Lo stesso accadde nel secolo successivo di fronte al marxismo. Accanto ai cattolici anticomunisti che lo combattevano a viso aperto, si formò il partito dei “semi-ariani” che si proponevano di realizzare uno storico “compromesso” tra la Chiesa e il comunismo, distinguendo tra la filosofia materialistica di Marx, che rifiutavano, e la sua analisi socio-politica, che giudicavano conciliabile con il Cristianesimo. Oggi semi-ariani sono, ad esempio, i cattolici filo-evoluzionisti, che cercano di conciliare il Cristianesimo con la teoria dell’evoluzione, utilizzando la solita tattica della “scomposizione”.
L’evoluzionismo è un insieme composto da una ipotesi scientifica, conosciuta come “teoria dell’evoluzione” e da un sistema filosofico, che possiamo definire evoluzionismo in senso stretto, per distinguerlo dalla teoria dell’evoluzione.
La teoria scientifica si riferisce alla serie di trasformazioni che avrebbero portato la vita dell’universo da strutture primordiali a strutture sempre più complesse: l’evoluzione delle specie attraverso la selezione naturale teorizzata da Darwin e dai suoi seguaci. La teoria filosofica è quella materialistica di un universo materiale in perenne mutamento secondo la formula della “trasformazione della quantità in qualità” elaborata da Friedrich Engels nella sua Dialettica della natura (1883).
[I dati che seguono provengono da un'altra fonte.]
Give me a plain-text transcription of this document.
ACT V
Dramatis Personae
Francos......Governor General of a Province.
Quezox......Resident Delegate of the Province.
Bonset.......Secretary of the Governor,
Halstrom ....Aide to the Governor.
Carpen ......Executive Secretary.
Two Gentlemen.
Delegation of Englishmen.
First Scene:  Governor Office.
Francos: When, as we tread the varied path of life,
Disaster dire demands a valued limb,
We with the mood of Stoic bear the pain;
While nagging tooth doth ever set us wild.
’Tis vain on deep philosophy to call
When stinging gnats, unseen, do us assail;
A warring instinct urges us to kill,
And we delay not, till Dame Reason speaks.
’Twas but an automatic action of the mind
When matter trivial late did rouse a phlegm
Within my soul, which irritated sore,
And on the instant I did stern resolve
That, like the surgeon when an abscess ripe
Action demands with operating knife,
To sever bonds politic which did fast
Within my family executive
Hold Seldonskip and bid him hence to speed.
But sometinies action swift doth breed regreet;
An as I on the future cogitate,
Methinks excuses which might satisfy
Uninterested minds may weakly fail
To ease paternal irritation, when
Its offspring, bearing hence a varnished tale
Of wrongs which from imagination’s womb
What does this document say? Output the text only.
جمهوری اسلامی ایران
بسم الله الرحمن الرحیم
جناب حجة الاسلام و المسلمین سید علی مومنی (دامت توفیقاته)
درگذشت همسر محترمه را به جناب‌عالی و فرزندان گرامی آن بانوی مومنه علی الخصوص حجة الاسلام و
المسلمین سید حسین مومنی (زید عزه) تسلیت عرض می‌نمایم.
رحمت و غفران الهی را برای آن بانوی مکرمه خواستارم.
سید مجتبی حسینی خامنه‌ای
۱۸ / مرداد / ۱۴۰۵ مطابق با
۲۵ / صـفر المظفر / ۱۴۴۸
Teoria scientifica e teoria filosofica formano due aspetti distinti di un unico complesso, che hanno bisogno l’uno dell’altro per sopravvivere, e si sorreggono a vicenda.
L’ipotesi scientifica, che non è mai stata dimostrata, si nutre del sistema filosofico; la tesi filosofica, per giustificarsi, si fonda a sua volta sulla presunta teoria scientifica. Malgrado molti evoluzionisti ammettano il fallimento del darwinismo, non mancano i cattolici che accettano come scientifica la teoria dell’evoluzione, pur respingendone le implicazioni filosofiche materialistiche. I semi-ariani del IV secolo negoziavano con l’Imperatore Romano di Oriente; i semi-ariani dei nostri giorni negoziano con il potere politico e mediatico contemporaneo.
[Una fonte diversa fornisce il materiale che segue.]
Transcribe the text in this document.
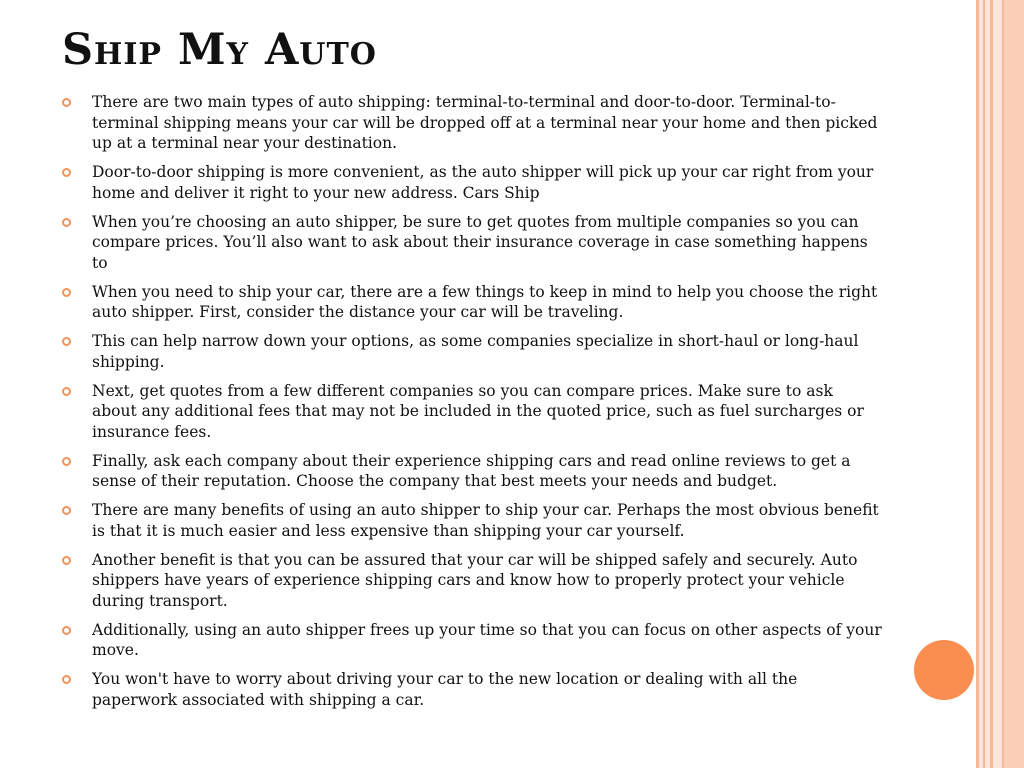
Ship My Auto
There are two main types of auto shipping: terminal-to-terminal and door-to-door. Terminal-to-terminal shipping means your car will be dropped off at a terminal near your home and then picked up at a terminal near your destination.
Door-to-door shipping is more convenient, as the auto shipper will pick up your car right from your home and deliver it right to your new address. Cars Ship
When you’re choosing an auto shipper, be sure to get quotes from multiple companies so you can compare prices. You’ll also want to ask about their insurance coverage in case something happens to
When you need to ship your car, there are a few things to keep in mind to help you choose the right auto shipper. First, consider the distance your car will be traveling.
This can help narrow down your options, as some companies specialize in short-haul or long-haul shipping.
Next, get quotes from a few different companies so you can compare prices. Make sure to ask about any additional fees that may not be included in the quoted price, such as fuel surcharges or insurance fees.
Finally, ask each company about their experience shipping cars and read online reviews to get a sense of their reputation. Choose the company that best meets your needs and budget.
There are many benefits of using an auto shipper to ship your car. Perhaps the most obvious benefit is that it is much easier and less expensive than shipping your car yourself.
Another benefit is that you can be assured that your car will be shipped safely and securely. Auto shippers have years of experience shipping cars and know how to properly protect your vehicle during transport.
Additionally, using an auto shipper frees up your time so that you can focus on other aspects of your move.
You won't have to worry about driving your car to the new location or dealing with all the paperwork associated with shipping a car.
Benedetto XVI, nel discorso citato del 24 luglio 2007, ha paragonato i tempi successivi al Concilio Vaticano II a quelli posteriori al Concilio di Nicea: una dura battaglia nella notte. Non a caso, l’ultimo libro del cardinale Carlo Maria Martini, scritto a “quattro mani” con padre Georg Sporschill è intitolato Conversazioni notturne a Gerusalemme (Milano, 2008): si tratta di un manifesto semi-ariano, dal punto di vista teologico e morale, in cui si tenta di conciliare l’inconciliabile e della notte si fa l’apologia affermando che essa «è un momento di oscurità, di immaginazione», in cui «i sensi si affinano».
Oggi come ieri, la Chiesa ha bisogno di figure fulgide come sant’Atanasio che illuminino la notte e riconducano verso il porto sicuro dell’ortodossia la navicella di Pietro in balia delle onde e dei colpi che le provengono dall’interno più ancora che dal suo esterno.